London, Howells, and Dunbar are the best known of the American mainstream writers to write horror fiction before the start of World War I. If they have one thing in common, it is the influence of the realistic narrative style. Dunbar’s prose style is some distance from that of London, but Dunbar still adheres to the realism, psychological, and narrative, which was the vogue at that time.


As in America, there were a number of English mainstream writers who penned the occasional horror story for their own collections of short stories or for the popular magazines, but only three of these authors wrote a number of exceptional horror stories.

Violet Hunt was in her time a notable writer, an important early feminist, one of the archetypal Edwardian New Women, and the model for several fictional New Women characters. Her novels have not endured as well as her horror stories, however, which are of excellent quality and place her solidly among the second rank of British horror writers during the 1901–1939 era. Her eleven horror stories combine her feminism with an emphasis on psychology, in the Henry Jamesian mold. James was a friend and admitted influence on Hunt’s horror fiction and was responsible for naming her second collection of horror stories, but it can be argued that Hunt is, if anything, James’s superior in the writing of horror and that she should be considered as a British Edith Wharton and as a proto–Joyce Carol Oates. Her stories range from the ironic to the somber but are almost always restrained and subtle.

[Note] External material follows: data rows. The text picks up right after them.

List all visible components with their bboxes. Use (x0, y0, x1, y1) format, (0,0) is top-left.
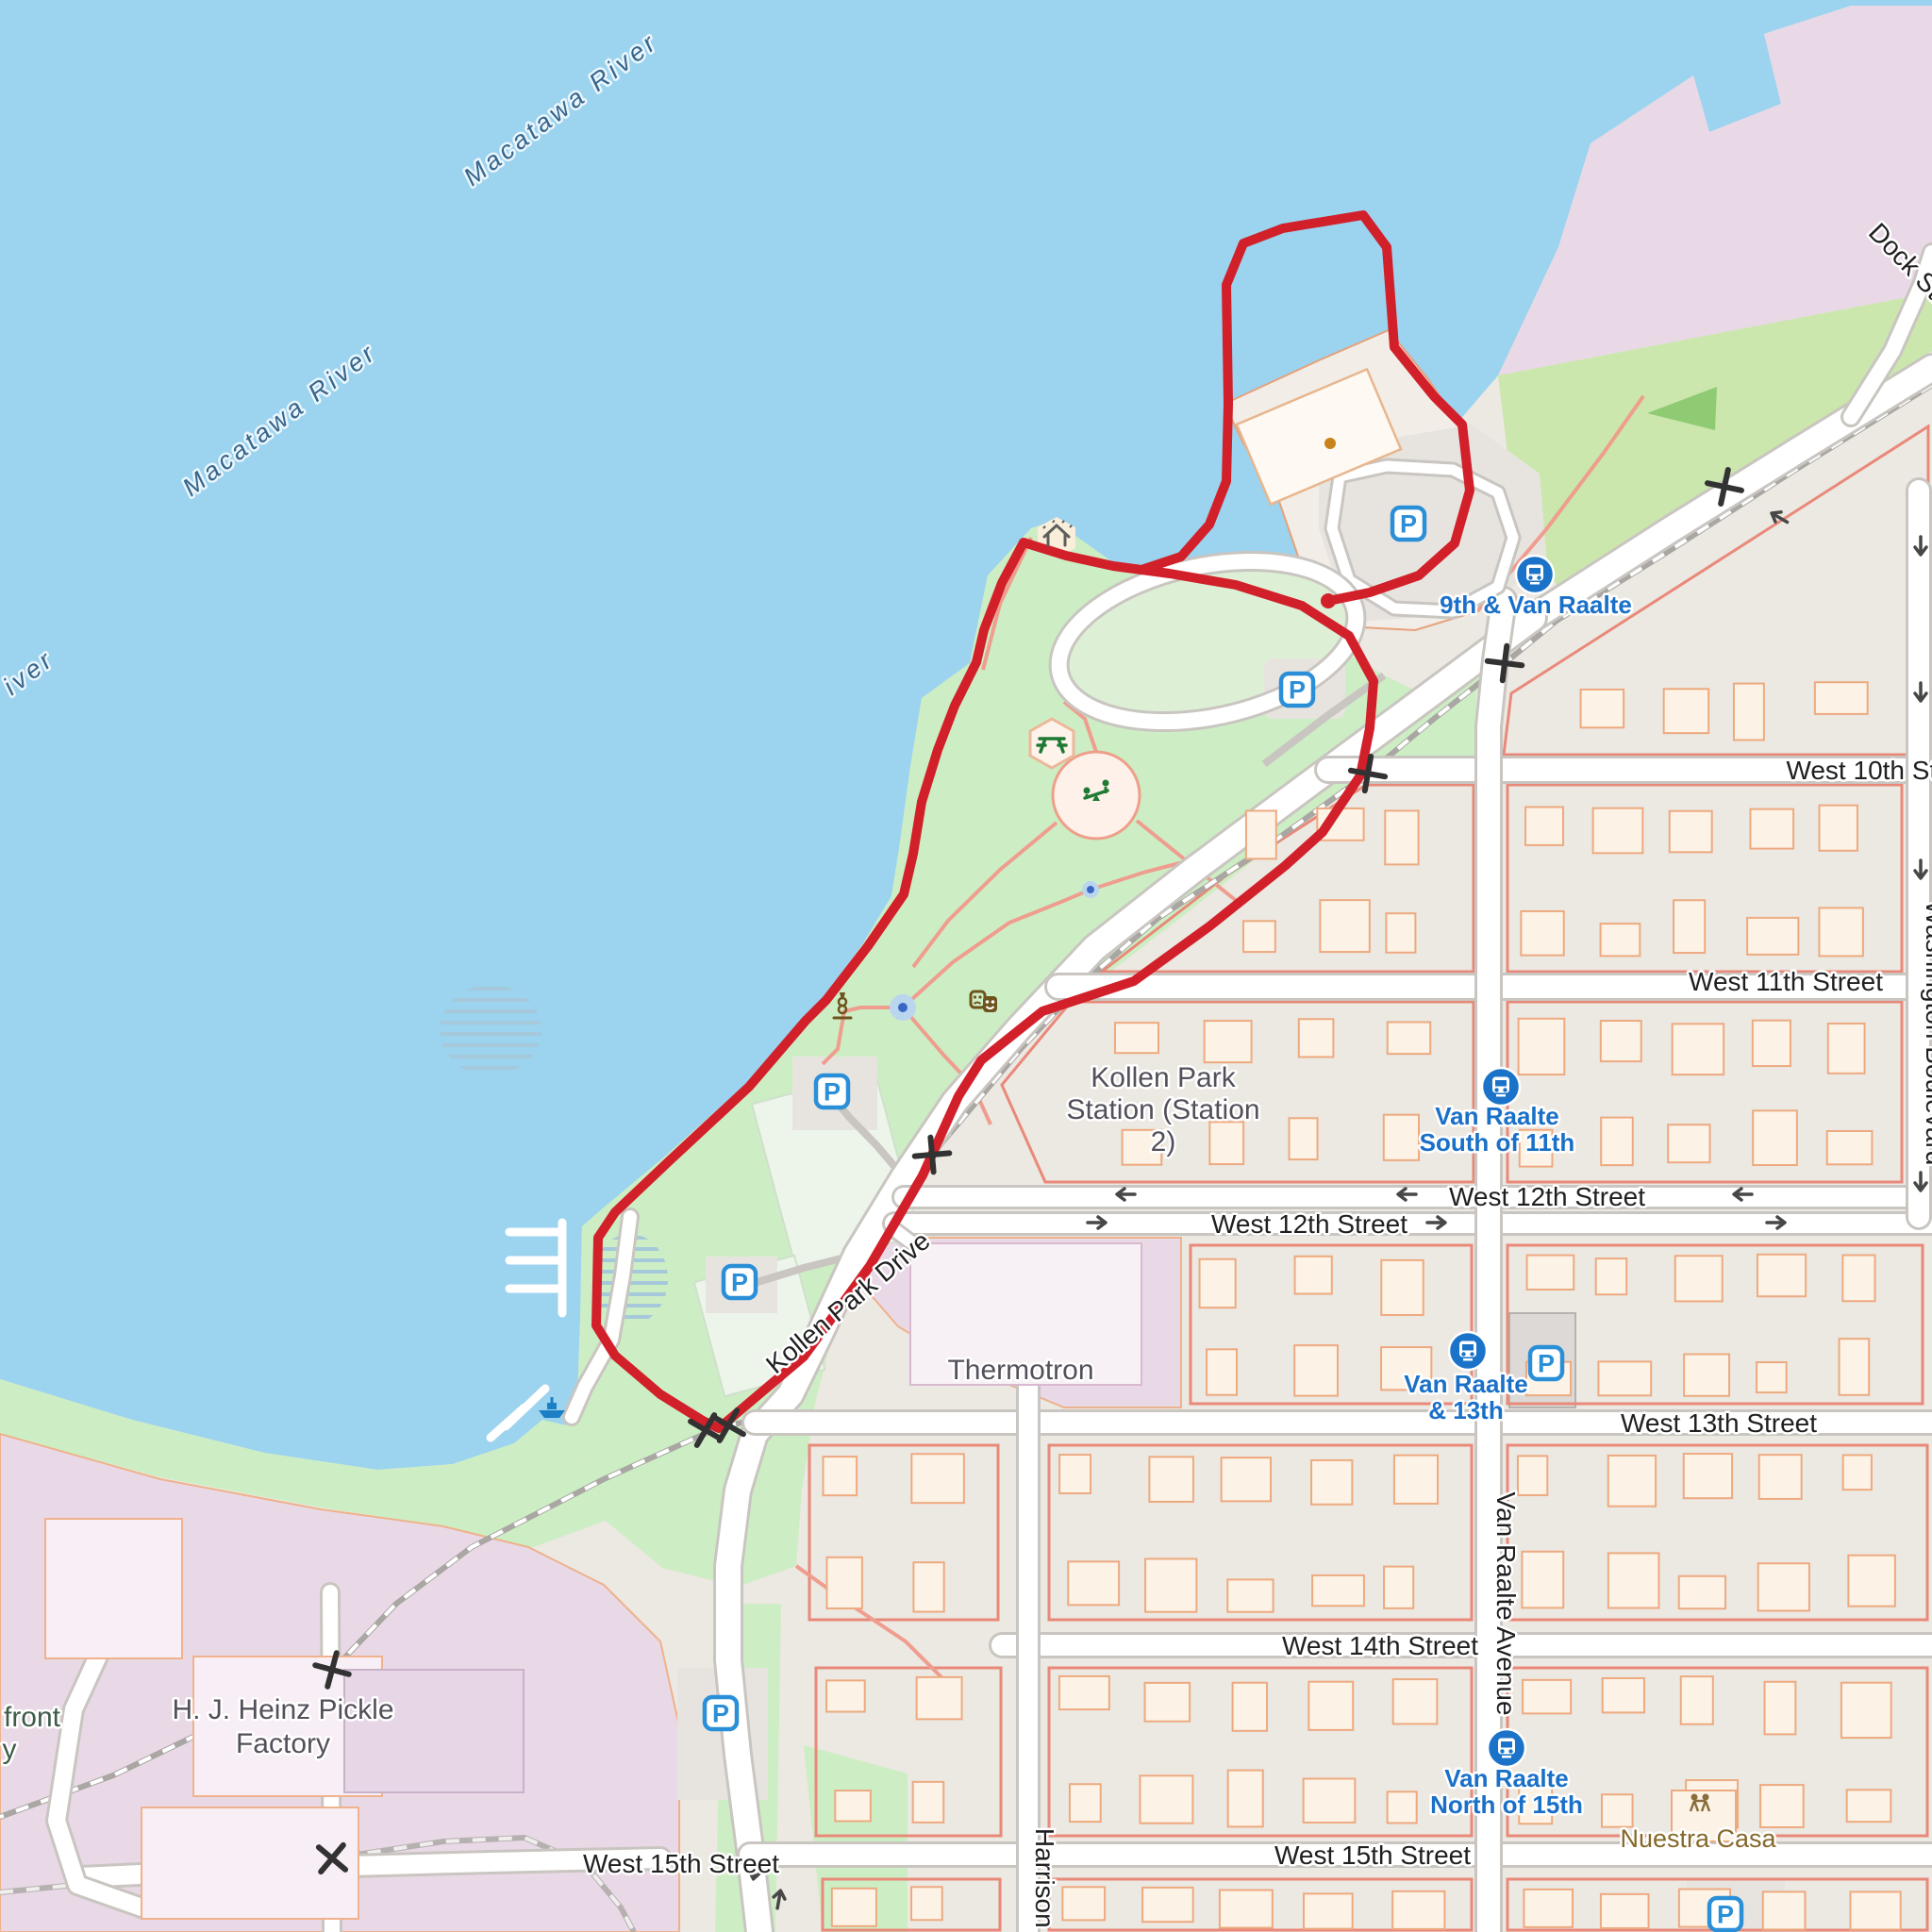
building (1519, 1019, 1565, 1074)
bus-label-van-raalte-13-2: & 13th (1428, 1396, 1503, 1424)
map-shape (1463, 1358, 1473, 1361)
building (1209, 1122, 1243, 1164)
building (1753, 1021, 1790, 1066)
building (835, 1790, 871, 1821)
building (1393, 1679, 1438, 1724)
building (1757, 1362, 1787, 1392)
building (1684, 1355, 1729, 1396)
fountain-icon (890, 994, 916, 1021)
building (1522, 1552, 1563, 1608)
parking-letter: P (731, 1269, 748, 1297)
building (1518, 1456, 1547, 1495)
map-shape (1501, 1741, 1512, 1748)
poi-label-front-partial-2: y (3, 1734, 17, 1765)
map-shape (983, 996, 997, 1012)
building (1765, 1682, 1796, 1735)
building (1841, 1683, 1891, 1738)
building (1828, 1024, 1865, 1074)
poi-label-heinz-1: H. J. Heinz Pickle (172, 1694, 393, 1725)
building (1664, 689, 1708, 733)
building (1227, 1579, 1273, 1611)
street-label-west-13th: West 13th Street (1621, 1408, 1817, 1438)
building (1601, 1894, 1649, 1928)
map-shape (1324, 438, 1336, 449)
map-shape (1496, 1094, 1506, 1097)
building (1312, 1575, 1364, 1606)
parking-letter: P (1289, 676, 1306, 705)
building (1673, 1024, 1724, 1074)
fountain-icon-small (1082, 881, 1099, 898)
building (1527, 1256, 1574, 1290)
street-label-washington-boulevard: Washington Boulevard (1921, 901, 1932, 1166)
map-shape (1500, 1749, 1504, 1753)
building (1295, 1257, 1332, 1294)
building (1747, 918, 1798, 955)
building (1149, 1457, 1193, 1502)
building (1753, 1110, 1797, 1165)
building (1308, 1682, 1353, 1730)
building (1205, 1021, 1252, 1062)
building (1228, 1771, 1263, 1827)
building (1850, 1891, 1900, 1929)
building (1068, 1561, 1119, 1605)
building (1608, 1456, 1656, 1507)
building (1070, 1784, 1101, 1822)
building (1848, 1556, 1895, 1607)
map-canvas[interactable]: PPPPPPPMacatawa RiverMacatawa RiveriverW… (0, 0, 1932, 1932)
map-shape (547, 1403, 557, 1409)
building (1603, 1678, 1644, 1712)
map-shape (1528, 575, 1532, 579)
map-shape (1494, 1088, 1498, 1091)
building (913, 1782, 944, 1823)
map-shape (986, 1000, 990, 1004)
poi-label-nuestra-casa: Nuestra Casa (1620, 1824, 1776, 1853)
parking-letter: P (1538, 1350, 1555, 1378)
building (1207, 1349, 1237, 1394)
building (1115, 1023, 1158, 1053)
map-shape (1470, 1352, 1474, 1356)
building (1200, 1259, 1236, 1307)
building (1243, 921, 1275, 952)
street-label-west-15th-a: West 15th Street (583, 1849, 779, 1878)
building (1386, 913, 1415, 952)
street-label-west-12th-b: West 12th Street (1211, 1209, 1407, 1239)
building (1679, 1576, 1725, 1608)
bus-label-van-raalte-n15-2: North of 15th (1430, 1790, 1583, 1819)
parking-icon: P (724, 1266, 756, 1298)
street-label-west-14th: West 14th Street (1282, 1631, 1478, 1660)
parking-letter: P (1717, 1901, 1734, 1929)
building (1815, 682, 1868, 714)
building (1681, 1676, 1713, 1724)
building (1304, 1778, 1356, 1822)
map-shape (974, 995, 976, 998)
parking-letter: P (712, 1700, 729, 1728)
poi-label-kollen-park-station-3: 2) (1151, 1126, 1176, 1158)
building (1392, 1891, 1444, 1929)
parking-icon: P (1530, 1347, 1562, 1379)
building (1320, 900, 1369, 952)
building (913, 1562, 943, 1611)
building (1596, 1258, 1627, 1294)
building (1758, 1563, 1809, 1610)
bus-stop-van-raalte-north-of-15th (1488, 1729, 1525, 1767)
building (1847, 1790, 1891, 1822)
building (1842, 1255, 1874, 1301)
building (1675, 1256, 1723, 1301)
building (1601, 924, 1641, 956)
building (911, 1887, 942, 1920)
map-shape (898, 1003, 908, 1012)
building (1593, 808, 1643, 854)
map-shape (1495, 1080, 1507, 1087)
building (1581, 690, 1624, 727)
building (1601, 1118, 1633, 1166)
building (1140, 1775, 1192, 1823)
map-shape (1502, 1756, 1511, 1758)
building (1734, 684, 1764, 741)
building (1145, 1683, 1191, 1722)
poi-label-thermotron: Thermotron (947, 1355, 1093, 1386)
parking-letter: P (824, 1078, 841, 1107)
building (1304, 1893, 1353, 1928)
building (1759, 1455, 1802, 1499)
map-shape (1529, 568, 1541, 575)
building (917, 1677, 962, 1720)
building (1840, 1339, 1870, 1395)
building (1385, 810, 1418, 864)
street-label-west-11th: West 11th Street (1689, 967, 1883, 996)
building (1222, 1457, 1271, 1501)
map-shape (1508, 1749, 1512, 1753)
building (832, 1889, 876, 1926)
building (1601, 1021, 1641, 1061)
map-shape (991, 1000, 995, 1004)
building (1750, 809, 1793, 849)
map-rendering: PPPPPPPMacatawa RiverMacatawa RiveriverW… (0, 0, 1932, 1932)
building (1757, 1255, 1806, 1296)
building (1394, 1456, 1438, 1504)
map-shape (1103, 780, 1109, 787)
map-shape (1537, 575, 1541, 579)
building (1388, 1022, 1430, 1054)
poi-label-heinz-2: Factory (236, 1728, 330, 1759)
building (1142, 1888, 1193, 1922)
street-label-west-10th: West 10th Str (1786, 756, 1932, 785)
bus-label-9th-van-raalte: 9th & Van Raalte (1440, 591, 1632, 619)
building (826, 1680, 865, 1711)
building (1384, 1115, 1419, 1160)
building (1388, 1791, 1417, 1823)
building (1670, 811, 1712, 853)
building (1674, 900, 1705, 953)
bus-label-van-raalte-13-1: Van Raalte (1404, 1370, 1528, 1398)
bus-label-van-raalte-s11-2: South of 11th (1420, 1128, 1575, 1157)
street-label-van-raalte-avenue: Van Raalte Avenue (1491, 1491, 1521, 1715)
gps-route-endpoint (1321, 593, 1336, 608)
parking-icon: P (1709, 1898, 1741, 1930)
bus-label-van-raalte-n15-1: Van Raalte (1444, 1764, 1569, 1792)
building (1819, 908, 1862, 956)
building (1524, 1890, 1573, 1927)
building (1843, 1455, 1872, 1490)
building (1602, 1794, 1633, 1826)
building (344, 1670, 524, 1792)
wetland-reeds-2 (440, 985, 541, 1075)
map-shape (1087, 886, 1094, 893)
building (1525, 808, 1563, 845)
map-shape (1530, 582, 1540, 585)
poi-label-front-partial: front (4, 1702, 61, 1733)
building (1294, 1345, 1338, 1395)
bus-stop-van-raalte-and-13th (1449, 1332, 1487, 1370)
building (1246, 810, 1276, 858)
map-shape (1462, 1344, 1474, 1351)
building (1820, 806, 1857, 851)
poi-label-kollen-park-station-2: Station (Station (1066, 1094, 1259, 1125)
map-shape (978, 995, 981, 998)
building (1145, 1558, 1196, 1611)
map-shape (1691, 1794, 1698, 1801)
map-shape (1084, 788, 1091, 794)
building (1668, 1124, 1709, 1162)
building (1598, 1361, 1651, 1395)
bus-label-van-raalte-s11-1: Van Raalte (1435, 1102, 1559, 1130)
poi-dot-icon (1324, 438, 1336, 449)
map-shape (1461, 1352, 1465, 1356)
parking-letter: P (1400, 510, 1417, 539)
street-label-harrison-avenue: Harrison Av (1030, 1828, 1059, 1932)
building (827, 1557, 862, 1608)
building (1290, 1118, 1318, 1159)
building (1220, 1890, 1273, 1928)
building (1608, 1553, 1659, 1607)
building (1059, 1676, 1109, 1709)
building (1521, 911, 1563, 956)
building (1299, 1019, 1334, 1057)
parking-icon: P (1392, 508, 1424, 540)
bus-stop-9th-van-raalte (1516, 556, 1554, 593)
parking-icon: P (705, 1697, 737, 1729)
building (1311, 1460, 1352, 1505)
building (1827, 1131, 1873, 1164)
building (1059, 1455, 1091, 1493)
building (824, 1457, 858, 1495)
building (1763, 1891, 1806, 1929)
street-label-west-12th-a: West 12th Street (1449, 1182, 1645, 1211)
parking-icon: P (1281, 674, 1313, 706)
bus-stop-van-raalte-south-of-11th (1482, 1068, 1520, 1106)
building (911, 1454, 963, 1503)
map-shape (1503, 1088, 1507, 1091)
building (1523, 1680, 1571, 1714)
building (1384, 1567, 1413, 1608)
parking-icon: P (816, 1075, 848, 1108)
building (1062, 1887, 1105, 1920)
building (45, 1519, 182, 1658)
building (1233, 1683, 1267, 1731)
map-shape (1703, 1794, 1709, 1801)
picnic-area (1030, 719, 1074, 768)
poi-label-kollen-park-station-1: Kollen Park (1091, 1062, 1236, 1093)
building (1760, 1785, 1804, 1827)
building (1381, 1260, 1423, 1315)
street-label-west-15th-b: West 15th Street (1274, 1840, 1471, 1870)
building (1684, 1454, 1732, 1498)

Hunt’s horror was original not for her plots or themes, which were for the most part traditional ghost stories and contes cruel, but for her treatment of psychology and character and for the use to which she put the supernatural. Hunt uses the supernatural subtly, to create a chilling sense of unease, while emphasizing the despair, mental cruelty, errant passions, malfunctioning relationships, and psychological torment of her characters. Many of the stories are semi-autobiographical, featuring “sensitive but independent heroines involved with men who are too weak to contribute emotionally to the relationship.”9

John Masefield achieved fame as a poet and as the Poet Laureate of the United Kingdom from 1930 to 1967. However, in his early years, he produced substantial work as a commercial writer, including two collections of sea stories, A Mainsail Haul (1905) and A Tarpaulin Muster (1907), of which most were horror stories. Masefield did not tell William Hope Hodgson–style horror stories—indeed, Masefield’s sea horror stories predate those of Hodgson—but rather stories that combine traditional nautical folklore with a poet’s language and a keen grasp of nautical detail. Masefield’s horror stories, though certainly entertaining and chilling, are more nineteenth rather than twentieth century, obviously pre-Machen quartet, and are far closer to the traditional work of a Quiller-Couch than the modern and innovative work of a Hodgson.

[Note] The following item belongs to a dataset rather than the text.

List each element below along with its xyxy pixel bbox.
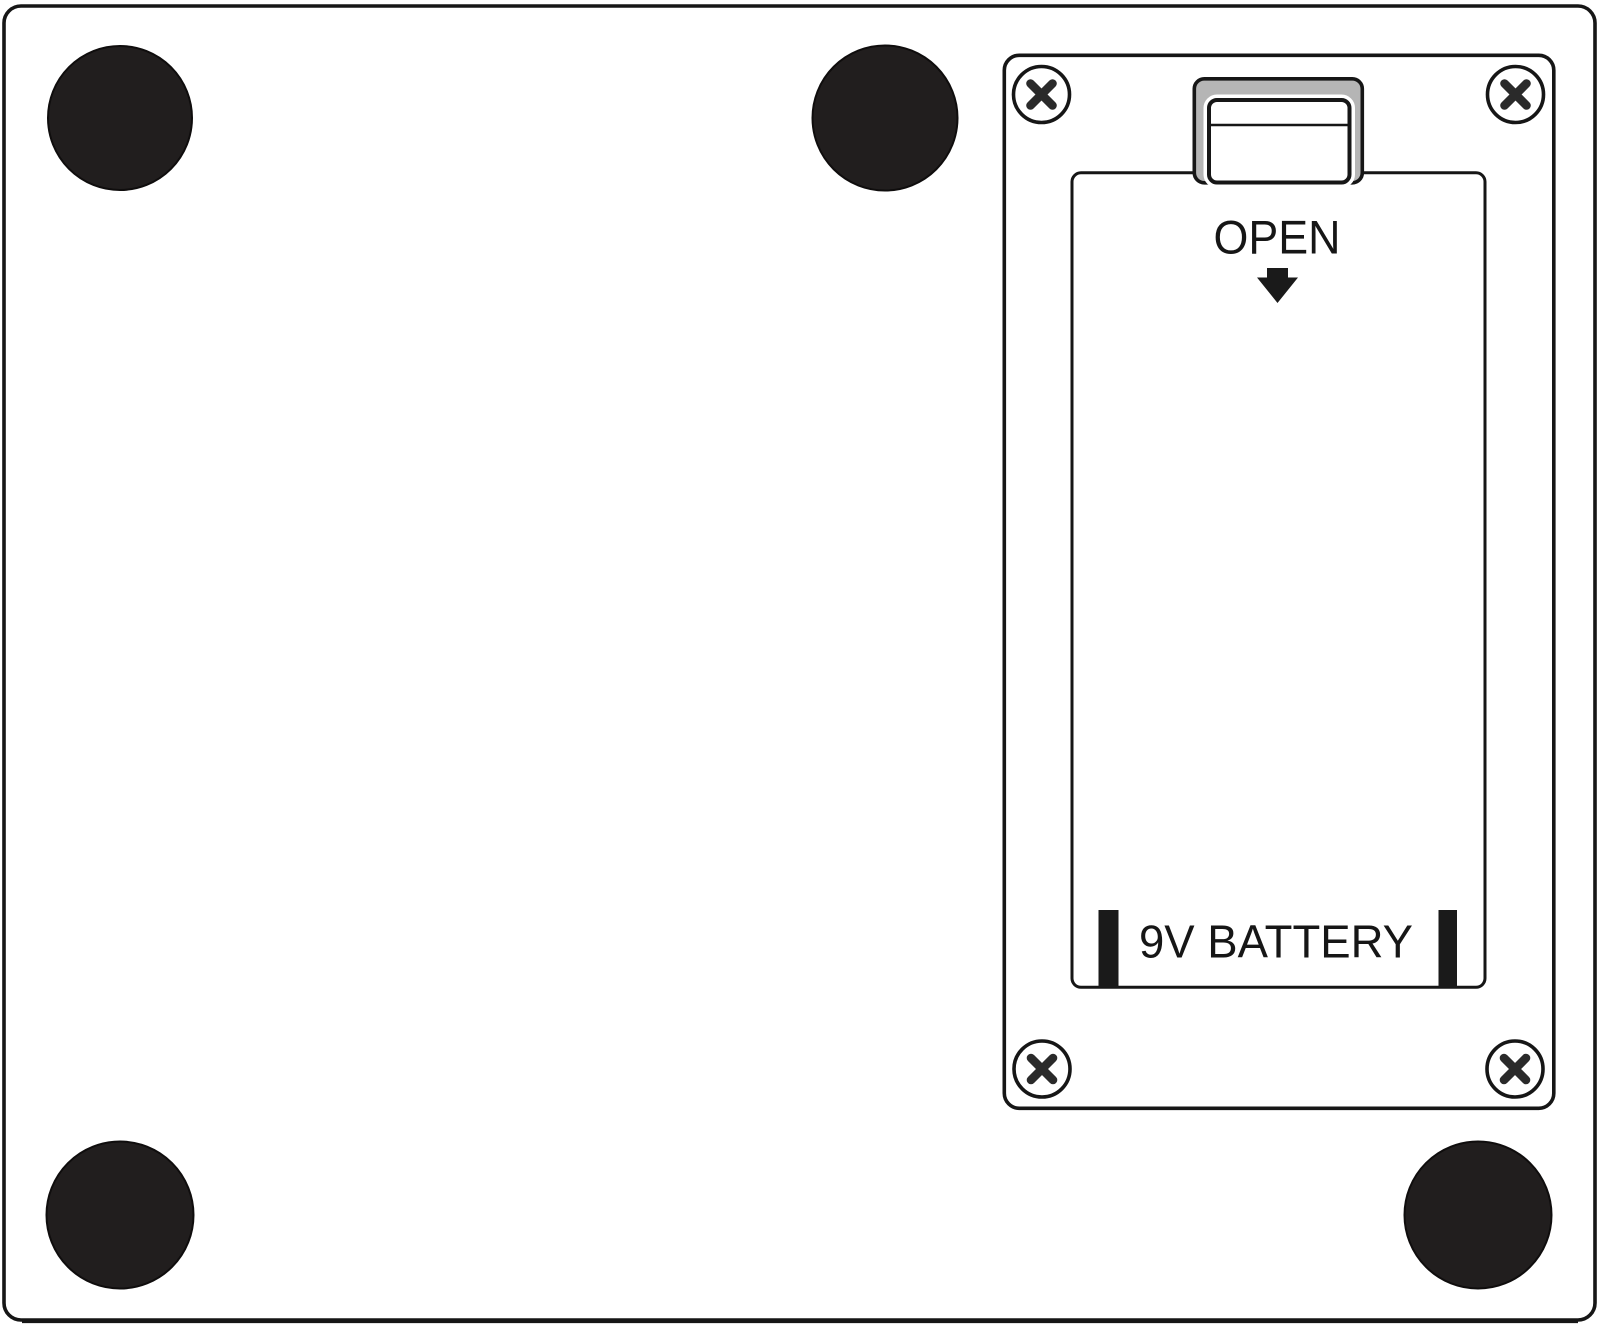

H. Munro, known by his pseudonym “Saki,” was in his time both popular and important. Known and liked for his short fiction and the style in which he wrote—“it guaranteed for the sophisticated reader a certain kind of ironic, perversely amusing short tale, often reminiscent of O. Henry in its laconic surprise ending and of Oscar Wilde in its stylistic sting and witty turn of phrase”10—he was an influence on Noel Coward, Evelyn Waugh, and P. G. Wodehouse during and after his lifetime. But he abandoned his best weapon—satire—in his horror fiction. In his mainstream fiction, he wielded satire as a weapon against his enemies, the boors, twits, domestic tyrants, and callous members of the upper classes. But horror, especially the supernatural variety, seemed to hold a special place in Saki’s heart; horror was, however unconsciously, the instrument with which he could come to grips most directly with the unpleasantnesses of life, with the effects of his own miserably unhappy childhood, and with the end-product of his sardonic outlook on life. In his horror, he didn’t use satire to attack his enemies; instead, he used plot, theme, and character and, if need be, a story’s narration itself. Saki never abandoned his trademark wit and incisiveness in his horror fiction, which are an epitome of a certain type of Edwardian horror, and his horror stories are the equal of his mainstream stories. But viewed through the lens of his personal life, they take on an extra poignancy.